Even while serving on a city commission that relates to energy, I had no idea that local leaders had effectively thrown our city climate pledge out the window. Perhaps I shouldn’t feel too bad about my ignorance, local officials weren’t exactly open and forthcoming on the matter.
My bubble officially burst when, thanks to reporting in this paper, I learned last August that the City Council would be voting to use $200,000 of public money to do an electrical utility survey on privately owned land for potential data-center use. It wasn’t described as such on the City Council agenda. Instead, it was listed as a vote on amending the city budget “to support an engineering plan for a power sufficiency study.”
Alarmed that the city’s commitment to renewable energy was at risk, I spoke out and asked other residents to do the same. In response, city leaders asked the local Economic Development Authority to pay for the utility survey instead. With funding secured, the item was withdrawn from the agenda. Council members had found a way to achieve the same goal without having to go on public record with a supportive vote.
Interested in learning about the potential environmental impacts of new data centers in our city, I submitted a Freedom of Information Act (FOIA) request. The response didn’t help enlighten me much in that regard, but it did teach me a little about how long the city has been working to attract data centers and how they are trying to do it.
In one notable example from 2019, officials sent an incentive package to entice a mega-project that would have built multiple data centers in practically all the sizable sections of undeveloped land left in the city. It would have had a carbon footprint tens of times larger than all of Fredericksburg’s combined residents. The package included offers to waive fees and lower taxes, along with potential naming rights to the new minor-league baseball field. Contrary to the idea that governments should treat all people equally, the incentive package also promised to give the data-center developer “concierge-level service,” “priority status,” and “fast-track plan review.”
To the city’s credit, this offer was made just before the City Council passed its commitment to 100% renewable energy. But the climate pledge hasn’t since diminished officials’ desire to bring data centers to Fredericksburg. It is, in fact, listed as a top priority in the City Council’s set of goals for the next three years.
Officials might just get their wish. A company called Penzance recently submitted an application to get approval to build a data center campus. One document I reviewed in the FOIA response suggested that city council members should drive up to Northern Virginia to tour a data center and meet with representatives from the company. The author implied that counselors would need to do so in groups of two, despite the logistical challenges. The unstated reasoning is that if counselors visited with Penzance in groups of three or more, it would trigger open-meeting laws that require prior public announcement and the recording of meeting minutes. This is how officials sometimes work intentionally to keep their activities in the dark.

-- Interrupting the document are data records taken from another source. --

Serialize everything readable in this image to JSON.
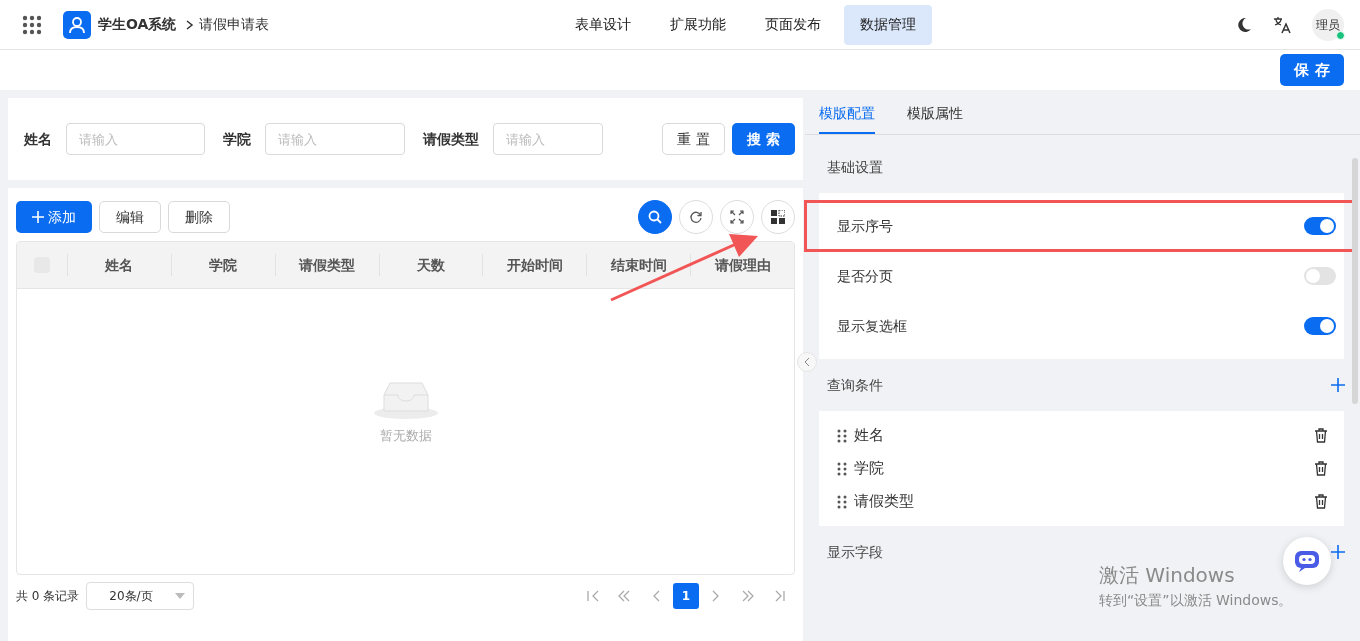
{
  "app": {
    "title": "学生OA系统",
    "breadcrumb": "请假申请表"
  },
  "nav": [
    {
      "label": "表单设计",
      "selected": false
    },
    {
      "label": "扩展功能",
      "selected": false
    },
    {
      "label": "页面发布",
      "selected": false
    },
    {
      "label": "数据管理",
      "selected": true
    }
  ],
  "user": {
    "avatar_text": "理员",
    "online": true
  },
  "save_button": "保 存",
  "search_form": {
    "fields": [
      {
        "label": "姓名",
        "placeholder": "请输入"
      },
      {
        "label": "学院",
        "placeholder": "请输入"
      },
      {
        "label": "请假类型",
        "placeholder": "请输入"
      }
    ],
    "buttons": [
      {
        "label": "重 置",
        "kind": "default"
      },
      {
        "label": "搜 索",
        "kind": "primary"
      }
    ]
  },
  "toolbar": {
    "buttons": [
      {
        "label": "添加",
        "kind": "primary"
      },
      {
        "label": "编辑",
        "kind": "default"
      },
      {
        "label": "删除",
        "kind": "default"
      }
    ]
  },
  "table": {
    "columns": [
      "姓名",
      "学院",
      "请假类型",
      "天数",
      "开始时间",
      "结束时间",
      "请假理由"
    ],
    "empty_text": "暂无数据",
    "select_all_checked": false
  },
  "pagination": {
    "total": "共 0 条记录",
    "page_size": "20条/页",
    "pages": [
      {
        "label": "1",
        "selected": true
      }
    ]
  },
  "panel": {
    "tabs": [
      {
        "label": "模版配置",
        "selected": true
      },
      {
        "label": "模版属性",
        "selected": false
      }
    ],
    "sections": [
      {
        "title": "基础设置",
        "kind": "switches",
        "items": [
          {
            "label": "显示序号",
            "on": true,
            "highlighted": true
          },
          {
            "label": "是否分页",
            "on": false,
            "highlighted": false
          },
          {
            "label": "显示复选框",
            "on": true,
            "highlighted": false
          }
        ]
      },
      {
        "title": "查询条件",
        "kind": "fields",
        "items": [
          {
            "label": "姓名"
          },
          {
            "label": "学院"
          },
          {
            "label": "请假类型"
          }
        ]
      },
      {
        "title": "显示字段",
        "kind": "fields"
      }
    ]
  },
  "os_notice": {
    "title": "激活 Windows",
    "subtitle": "转到“设置”以激活 Windows。"
  }
}
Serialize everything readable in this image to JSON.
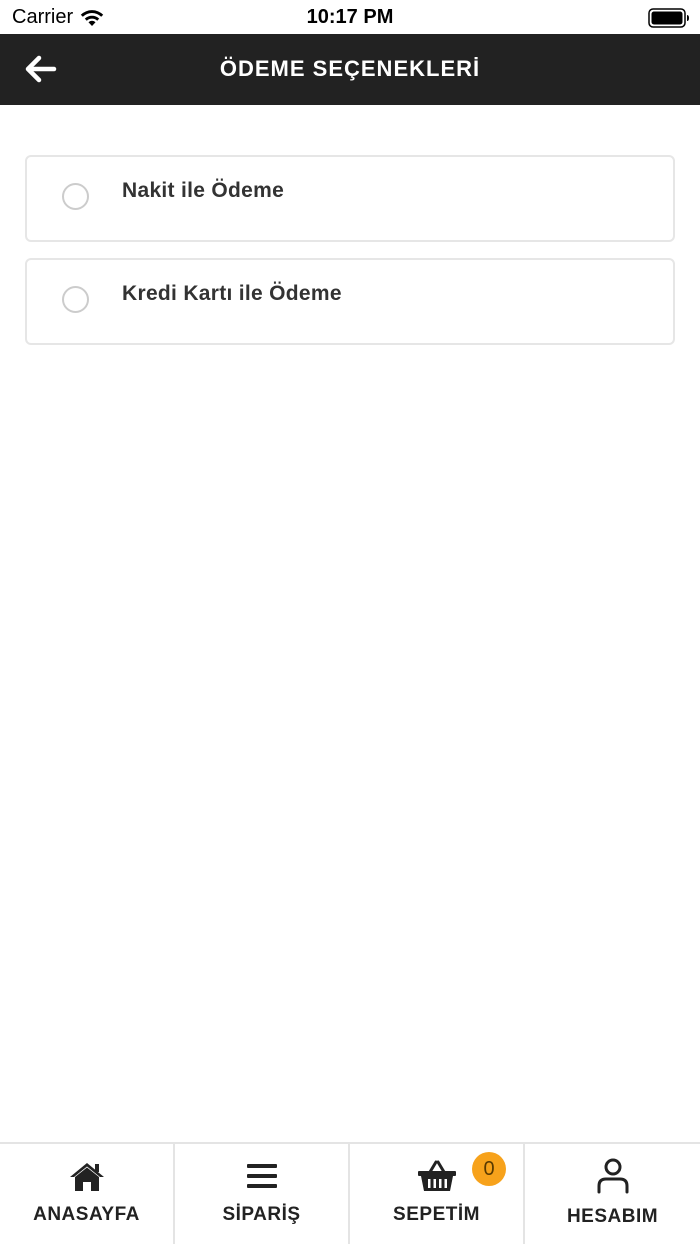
{
  "status_bar": {
    "carrier": "Carrier",
    "time": "10:17 PM",
    "wifi_icon": "wifi-icon",
    "battery_icon": "battery-icon"
  },
  "header": {
    "title": "ÖDEME SEÇENEKLERİ",
    "back_icon": "arrow-left-icon",
    "background_color": "#222222"
  },
  "payment_options": [
    {
      "label": "Nakit ile Ödeme",
      "selected": false
    },
    {
      "label": "Kredi Kartı ile Ödeme",
      "selected": false
    }
  ],
  "bottom_nav": {
    "items": [
      {
        "label": "ANASAYFA",
        "icon": "home-icon"
      },
      {
        "label": "SİPARİŞ",
        "icon": "list-icon"
      },
      {
        "label": "SEPETİM",
        "icon": "basket-icon",
        "badge": "0"
      },
      {
        "label": "HESABIM",
        "icon": "user-icon"
      }
    ],
    "badge_color": "#f7a21b"
  }
}
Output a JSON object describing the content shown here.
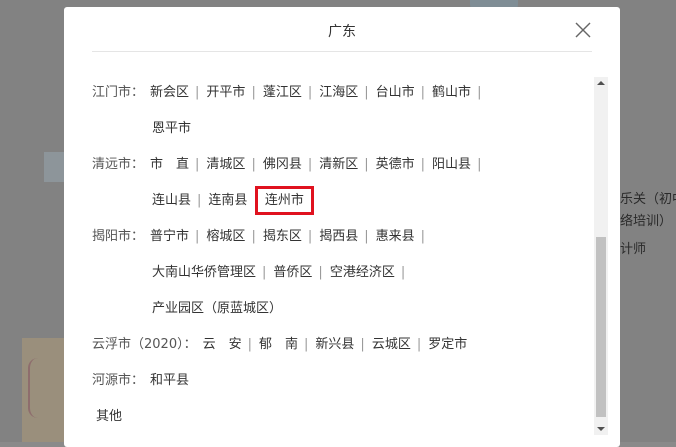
{
  "background": {
    "text_lines": [
      "乐关（初中",
      "络培训）",
      "计师"
    ]
  },
  "modal": {
    "title": "广东",
    "rows": [
      {
        "city": "江门市：",
        "items": [
          "新会区",
          "开平市",
          "蓬江区",
          "江海区",
          "台山市",
          "鹤山市"
        ],
        "trailing_sep": true
      },
      {
        "city": "",
        "items": [
          "恩平市"
        ],
        "trailing_sep": false
      },
      {
        "city": "清远市：",
        "items": [
          "市　直",
          "清城区",
          "佛冈县",
          "清新区",
          "英德市",
          "阳山县"
        ],
        "trailing_sep": true
      },
      {
        "city": "",
        "items": [
          "连山县",
          "连南县",
          "连州市"
        ],
        "trailing_sep": false
      },
      {
        "city": "揭阳市：",
        "items": [
          "普宁市",
          "榕城区",
          "揭东区",
          "揭西县",
          "惠来县"
        ],
        "trailing_sep": true
      },
      {
        "city": "",
        "items": [
          "大南山华侨管理区",
          "普侨区",
          "空港经济区"
        ],
        "trailing_sep": true
      },
      {
        "city": "",
        "items": [
          "产业园区（原蓝城区）"
        ],
        "trailing_sep": false
      },
      {
        "city": "云浮市（2020）：",
        "items": [
          "云　安",
          "郁　南",
          "新兴县",
          "云城区",
          "罗定市"
        ],
        "trailing_sep": false
      },
      {
        "city": "河源市：",
        "items": [
          "和平县"
        ],
        "trailing_sep": false
      },
      {
        "city": "",
        "items": [
          "其他"
        ],
        "trailing_sep": false,
        "offset_left": true
      }
    ],
    "highlighted_item": "连州市",
    "highlight_color": "#e0121f"
  }
}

Ultimately we don’t know if Penzance will get the opportunity to finally build the data-center campus of our city leaders’ dreams. It will require rezoning a currently forested section of land near a residential neighborhood for light industrial use, something that is bound to be contentious.
It also remains uncertain if the data-center industry as a whole, which seems to rely upon secrecy both in Fredericksburg and across the country, can come out of the shadows and openly disclose the climate and environmental impacts of development before it’s approved.
Eric Bonds is a resident of Fredericksburg and a professor of sociology at the University of Mary Washington.